皆さん昔を思い出して下さい。沢山の借金をしてお店を初めてオープンした時の気持ちを。従業員はパートさん2名、そして奥様は販売員兼製造補助、毎日寝る暇も惜しんで一生懸命お菓子を作り続け、奥様がそのお菓子を必死で売り続けた日々。お店はマンションの一角8坪くらい、厨房は12坪。私は紛れもなくこの原点こそが超鮮度だと思います。
超鮮度とは目の前でお菓子が作られていることが感じ取ることができるお店。そのお店の最高責任者が目の前にいる。そしてそのお菓子を販売する人はその最高責任者の奥様、目の前で作った先から売れていきますから鮮度は間違いなく良い、そのことを狭いお店ですからお客様にはすぐに感じ取ることができる。

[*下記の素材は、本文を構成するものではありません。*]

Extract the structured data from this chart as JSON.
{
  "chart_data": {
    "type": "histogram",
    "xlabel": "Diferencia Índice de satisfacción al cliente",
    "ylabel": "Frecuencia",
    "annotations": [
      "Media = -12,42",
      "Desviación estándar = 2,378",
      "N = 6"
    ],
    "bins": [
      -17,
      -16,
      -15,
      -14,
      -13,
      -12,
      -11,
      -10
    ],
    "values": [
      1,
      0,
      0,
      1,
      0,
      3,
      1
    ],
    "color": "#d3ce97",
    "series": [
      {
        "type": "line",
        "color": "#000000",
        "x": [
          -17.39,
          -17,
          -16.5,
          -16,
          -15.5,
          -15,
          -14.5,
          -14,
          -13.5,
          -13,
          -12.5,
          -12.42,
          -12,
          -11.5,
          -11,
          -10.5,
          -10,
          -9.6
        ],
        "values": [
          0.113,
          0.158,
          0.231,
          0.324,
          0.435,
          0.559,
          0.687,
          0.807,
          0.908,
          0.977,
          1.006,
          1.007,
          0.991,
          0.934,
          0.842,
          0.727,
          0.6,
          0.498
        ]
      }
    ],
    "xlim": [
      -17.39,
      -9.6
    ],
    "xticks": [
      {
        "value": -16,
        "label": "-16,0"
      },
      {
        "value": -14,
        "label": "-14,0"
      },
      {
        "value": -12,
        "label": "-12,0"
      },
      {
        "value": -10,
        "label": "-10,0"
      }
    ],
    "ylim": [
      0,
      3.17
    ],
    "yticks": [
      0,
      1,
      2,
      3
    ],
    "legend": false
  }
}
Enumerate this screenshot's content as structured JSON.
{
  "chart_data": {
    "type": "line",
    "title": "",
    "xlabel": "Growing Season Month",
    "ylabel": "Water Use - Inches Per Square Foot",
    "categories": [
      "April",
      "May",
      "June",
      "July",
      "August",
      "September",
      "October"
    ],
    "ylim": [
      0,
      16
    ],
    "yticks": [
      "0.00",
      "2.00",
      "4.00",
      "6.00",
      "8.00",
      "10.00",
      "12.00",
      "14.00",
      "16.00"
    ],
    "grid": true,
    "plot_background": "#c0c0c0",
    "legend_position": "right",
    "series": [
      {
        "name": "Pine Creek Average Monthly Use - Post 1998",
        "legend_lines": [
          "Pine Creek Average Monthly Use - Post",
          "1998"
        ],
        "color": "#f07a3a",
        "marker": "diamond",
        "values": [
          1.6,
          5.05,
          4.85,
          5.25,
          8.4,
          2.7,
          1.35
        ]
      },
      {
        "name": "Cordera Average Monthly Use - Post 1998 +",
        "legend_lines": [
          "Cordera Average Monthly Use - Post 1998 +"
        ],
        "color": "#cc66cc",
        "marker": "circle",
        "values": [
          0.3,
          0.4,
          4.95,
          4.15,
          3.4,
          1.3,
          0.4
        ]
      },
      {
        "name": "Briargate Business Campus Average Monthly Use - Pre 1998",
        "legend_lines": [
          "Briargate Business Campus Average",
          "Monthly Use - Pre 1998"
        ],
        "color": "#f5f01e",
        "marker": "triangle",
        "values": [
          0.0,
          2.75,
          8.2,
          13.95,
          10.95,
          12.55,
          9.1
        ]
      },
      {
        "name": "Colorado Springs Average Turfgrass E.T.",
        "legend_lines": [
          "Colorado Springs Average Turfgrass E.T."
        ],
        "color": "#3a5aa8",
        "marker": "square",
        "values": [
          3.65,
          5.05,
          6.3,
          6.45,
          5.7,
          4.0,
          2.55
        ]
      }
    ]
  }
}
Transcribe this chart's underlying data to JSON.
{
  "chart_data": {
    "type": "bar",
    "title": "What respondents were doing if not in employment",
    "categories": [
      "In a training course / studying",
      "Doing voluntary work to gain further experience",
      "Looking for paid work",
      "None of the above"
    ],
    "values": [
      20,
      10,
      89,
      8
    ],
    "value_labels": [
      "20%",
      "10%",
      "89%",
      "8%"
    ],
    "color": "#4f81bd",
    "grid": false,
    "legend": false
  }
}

焼きたての焼き菓子をその最高責任者のオーナー自身から温かい状態での試食と商品の説明、奥様の気持ちの良い接客、まさしくこの姿は、皆様方がお店を出発させて、辿ってきた歴史であると思います。
生の製品の鮮度は1DAYや2DAYではなく0.1DAY 超鮮度であったと思います。
一生一品で対談している方々もこのスタートがあり、今日を築いておられます。
対談をしておりまして凄く感じることは、人間としての鮮度感を感じることです。年齢に関係なく絶えず挑戦し続ける気持ちが鮮度のある人であることだと思います。

店の鮮度はやはり生ケーキの力
人手不足で一番注意しなければいけないことは、生ケーキが弱体するところだと思います。集客もギフトも全ての起点になるのは生のケーキの「しずる感」ではないでしょうか。種類は多くなくてもそこにお店の主張があると思います。
一番いけないことは、人手不足を理由に生ケーキの弱体化こそがお店が弱っていく最大の原因ではないでしょうか。
逆に焼き菓子は利益の源ではありますが、私は機械化や半製品をうまく使って手離れを行い、一番人の手をかけるべきはお店の生ケーキであると思います

「一生一品」の対談を通して、お店を拝見させて頂くと、店は立派になり従業員の数も沢山になられても、お店自体は最初にオープンした時と同じ超鮮度感を感じる工夫と努力をやり続けておられることです。

今年の七洋のテーマは焼き菓子の更なる機械化と、半製品による人手不足の解消です。 社員一丸となって今年も頑張ります。皆様方のご健闘をお祈りいたします。